Einige unserer Engagementbereichen und die damit verbundenen Activities:

  • Diakonische Werke Himmelsthür Lüdersen

  • Kinderschutzbund Springe:

    • Spende für Hausaufgabenhilfe:
      Präsident H. Jonigkeit, Sekretär K. Schmidt und Schatzmeister E. Mühlhansel waren im Januar in Sachen Spende unterwegs. Einen Scheck über EUR 650,-- - der Erlös aus den Aktionen bei den Weihnachtsmärkten in Springe und Bennigsen - konnte an Frau Hahn vom Kinderschutzbund Springe übergeben werden. Das Geld ist bestimmt für ie Einzelbetreuung und Nachhilfe für Schüler mit Lernschwächen.
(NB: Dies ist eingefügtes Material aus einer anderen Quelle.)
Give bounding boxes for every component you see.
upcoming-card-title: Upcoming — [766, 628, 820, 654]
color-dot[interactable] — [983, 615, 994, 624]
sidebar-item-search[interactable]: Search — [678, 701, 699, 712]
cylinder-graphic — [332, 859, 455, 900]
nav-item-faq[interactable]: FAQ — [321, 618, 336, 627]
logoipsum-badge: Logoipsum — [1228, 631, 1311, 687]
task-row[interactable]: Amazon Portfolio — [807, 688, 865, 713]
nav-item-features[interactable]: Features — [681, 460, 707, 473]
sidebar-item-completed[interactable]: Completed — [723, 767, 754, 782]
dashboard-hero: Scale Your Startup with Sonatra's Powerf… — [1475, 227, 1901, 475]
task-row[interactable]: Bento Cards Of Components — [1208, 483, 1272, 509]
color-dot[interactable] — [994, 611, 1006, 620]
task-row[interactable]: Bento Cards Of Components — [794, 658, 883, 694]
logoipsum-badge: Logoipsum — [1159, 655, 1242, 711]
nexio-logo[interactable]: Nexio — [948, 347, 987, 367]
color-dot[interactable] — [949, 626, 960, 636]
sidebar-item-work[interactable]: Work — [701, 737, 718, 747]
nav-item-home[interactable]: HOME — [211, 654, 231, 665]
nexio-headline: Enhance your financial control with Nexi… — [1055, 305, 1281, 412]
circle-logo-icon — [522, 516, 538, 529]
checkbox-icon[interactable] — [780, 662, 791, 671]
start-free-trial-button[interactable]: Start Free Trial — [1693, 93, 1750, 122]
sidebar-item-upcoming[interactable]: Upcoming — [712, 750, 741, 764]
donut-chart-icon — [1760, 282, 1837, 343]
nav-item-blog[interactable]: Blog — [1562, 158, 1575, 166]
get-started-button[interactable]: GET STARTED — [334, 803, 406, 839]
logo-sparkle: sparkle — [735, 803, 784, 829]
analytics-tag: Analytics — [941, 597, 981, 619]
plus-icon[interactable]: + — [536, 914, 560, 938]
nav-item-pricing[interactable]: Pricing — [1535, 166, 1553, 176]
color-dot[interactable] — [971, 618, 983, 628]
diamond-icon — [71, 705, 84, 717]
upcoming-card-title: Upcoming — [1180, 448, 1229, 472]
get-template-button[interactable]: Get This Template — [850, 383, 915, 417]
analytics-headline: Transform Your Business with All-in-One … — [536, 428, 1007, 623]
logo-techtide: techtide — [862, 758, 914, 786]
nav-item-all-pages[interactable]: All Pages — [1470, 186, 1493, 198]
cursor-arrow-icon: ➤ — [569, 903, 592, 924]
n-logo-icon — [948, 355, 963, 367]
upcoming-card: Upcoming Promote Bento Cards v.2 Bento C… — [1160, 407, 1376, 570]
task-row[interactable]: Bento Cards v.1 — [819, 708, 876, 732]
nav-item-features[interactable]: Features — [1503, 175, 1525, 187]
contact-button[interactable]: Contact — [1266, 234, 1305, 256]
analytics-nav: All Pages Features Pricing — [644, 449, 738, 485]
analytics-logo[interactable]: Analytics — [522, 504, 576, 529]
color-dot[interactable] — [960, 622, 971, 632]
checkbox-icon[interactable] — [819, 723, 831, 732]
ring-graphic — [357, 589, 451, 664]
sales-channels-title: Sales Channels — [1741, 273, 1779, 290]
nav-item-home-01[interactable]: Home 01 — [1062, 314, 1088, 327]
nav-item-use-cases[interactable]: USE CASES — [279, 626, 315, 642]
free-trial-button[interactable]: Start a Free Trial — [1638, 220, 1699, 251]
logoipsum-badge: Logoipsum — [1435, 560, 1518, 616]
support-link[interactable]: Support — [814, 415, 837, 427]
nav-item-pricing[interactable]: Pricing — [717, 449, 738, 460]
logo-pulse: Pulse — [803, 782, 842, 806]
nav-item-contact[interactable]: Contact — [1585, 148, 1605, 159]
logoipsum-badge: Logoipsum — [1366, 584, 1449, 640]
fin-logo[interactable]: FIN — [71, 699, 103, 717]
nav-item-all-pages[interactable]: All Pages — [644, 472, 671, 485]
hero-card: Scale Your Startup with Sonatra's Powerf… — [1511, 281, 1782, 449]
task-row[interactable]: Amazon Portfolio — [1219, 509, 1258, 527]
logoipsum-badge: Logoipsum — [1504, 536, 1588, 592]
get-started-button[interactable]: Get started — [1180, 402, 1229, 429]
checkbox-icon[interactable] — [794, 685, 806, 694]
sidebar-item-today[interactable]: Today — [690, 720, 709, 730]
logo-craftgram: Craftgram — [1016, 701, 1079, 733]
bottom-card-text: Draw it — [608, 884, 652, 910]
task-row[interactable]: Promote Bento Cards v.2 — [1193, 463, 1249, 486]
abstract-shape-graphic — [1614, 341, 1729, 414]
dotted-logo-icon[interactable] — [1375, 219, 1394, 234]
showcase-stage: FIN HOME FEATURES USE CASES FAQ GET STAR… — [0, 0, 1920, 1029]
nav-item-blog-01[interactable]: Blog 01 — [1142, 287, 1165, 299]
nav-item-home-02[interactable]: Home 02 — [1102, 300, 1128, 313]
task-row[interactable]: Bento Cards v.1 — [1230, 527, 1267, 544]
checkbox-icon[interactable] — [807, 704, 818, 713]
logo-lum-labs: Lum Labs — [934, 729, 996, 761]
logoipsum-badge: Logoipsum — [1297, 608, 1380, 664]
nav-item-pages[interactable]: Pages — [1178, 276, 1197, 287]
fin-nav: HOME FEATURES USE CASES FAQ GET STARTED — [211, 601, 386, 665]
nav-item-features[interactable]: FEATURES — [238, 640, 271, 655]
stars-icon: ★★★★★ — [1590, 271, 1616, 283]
    • Service - Clubs tanzten für einen guten Zweck
      Unter dem Motto " Auf angenehme Art etwas Gutes tun " fand am 2. Februar der diesjährige Ball aller Springer Service-Clubs statt. Lions, Rotary, Kiwanis, Round - und Oldtabler veranstalteten bereits zum dritten mal diese gemeinsame Aktivitie, deren Erlös von EUR 1350,-- in diesem Jahr dem Kinderschutzbund gespendet wurde.


  • Lions Quest:

    • LIONS-QUEST - Erwachsen werden:
      Ein Programm für 10- bis 15jährige in Haupt- und weiterführenden Schulen Gegen Intoleranz und Gewalt. Lehrkräfte werden in mehrtägigen Seminaren geschult - Auch zur Suchtprävention. Die Lions Clubs in Deutschland wenden sich nicht nur entschieden gegen Intoleranz und Gewalt in der Gesellschaft. Mit der Finanzierung von Präventiv-Programmen leisten sie seit Jahren einen wichtigen Beitrag dazu, dass in den Schulen junge Menschen zu einer positiven Lebenseinstellung finden. Das Programm "Lions Quest - Erwachsen werden" setzt seinen Schwerpunkt bei der frühzeitigen Gewalt-und Suchtprävention. Das Erziehungs- und Unterrichtsprogramm steht unter dem Motto "Erwachsen werden" und soll die Persönlichkeitsentwicklung von Jugendlichen unterstützen. Der englische Begriff "Quest" umreißt das forschende Suchen während der Persönlichkeitsbildung. Dabei werden Fähigkeiten wie Selbstvertrauen, Verantwortungsbewußtsein und Engagement gestärkt. Quest ist für die ersten Jahrgänge der Haupt- und weiterführenden Schulen konzipiert. Damit zielt das Programm vor allem auf Jugendliche im Alter zwischen 10 und 15 Jahren. Integraler Bestandteil ist die enge Zusammenarbeit zwischen Schule und Elternhaus. Dabei wird auf die Vorbereitung der Lehrpersonen viel Wert gelegt. So werden Lehrer in mehrtägigen Seminaren mit Inhalt und Methodik des Programms vertraut gemacht. Sie lernen dabei das Programm nicht nur in der Theorie kennen, sondern erfahren auch seine Wirkungsweise in weniger traditionellen Unterrichtsformen wie Interaktionsspielen, Phantasiereisen etc.. Als Arbeitsmaterialien stehen ein Lehrerhandbuch, sowie Schüler- und Elternhefte zur Verfügung, die wissenschaftlich überarbeitet und auf deutsche Bedürfnisse zugeschnitten sind. Die Resultate sind überzeugend: Aufgrund eines erhöhten Selbstwertgefühls ist eine deutliche Veränderung des allgemeinen Verhaltens der Jugendlichen zu bemerken. Sie gehen verantwortungsvoller und solidarischer miteinander um und die Beziehung zwischen Eltern und Jugendlichen verbessert sich. Eine bewusstere und kritischere Einstellung zu Suchtmitteln, einschließlich Alkohol und Tabak, ist bei den Jugendlichen ebenfalls festzustellen. Nicht zuletzt können auch höhere Lernbereitschaft, ein verbessertes Gruppenverhalten und der Abbau von Aggressionen in den Schulklassen vermerkt werden.

      Die deutschen Lions Clubs engagieren sich seit 1995 verstärkt in diesem Bereich. Seit 1997 übernimmt "Lions-Quest Deutschland" die Umsetzung, Organisation und Weiterentwicklung des Programms in Deutschland. Lions-Quest entstand aus einer seit 1984 vertraglich vereinbarten Kooperation zwischen Lions Clubs International (LCI) und Quest International, einer amerikanischen gemeinnützigen Stiftung. Weltweit wurde das Programm in 17 Sprachen übertragen. Über 200.000 Lehrkräfte haben bisher an Einführungsseminaren teilgenommen. Mehr als 50 wissenschaftliche Untersuchungen haben die nachhaltige Wirkung des Programms bestätigt.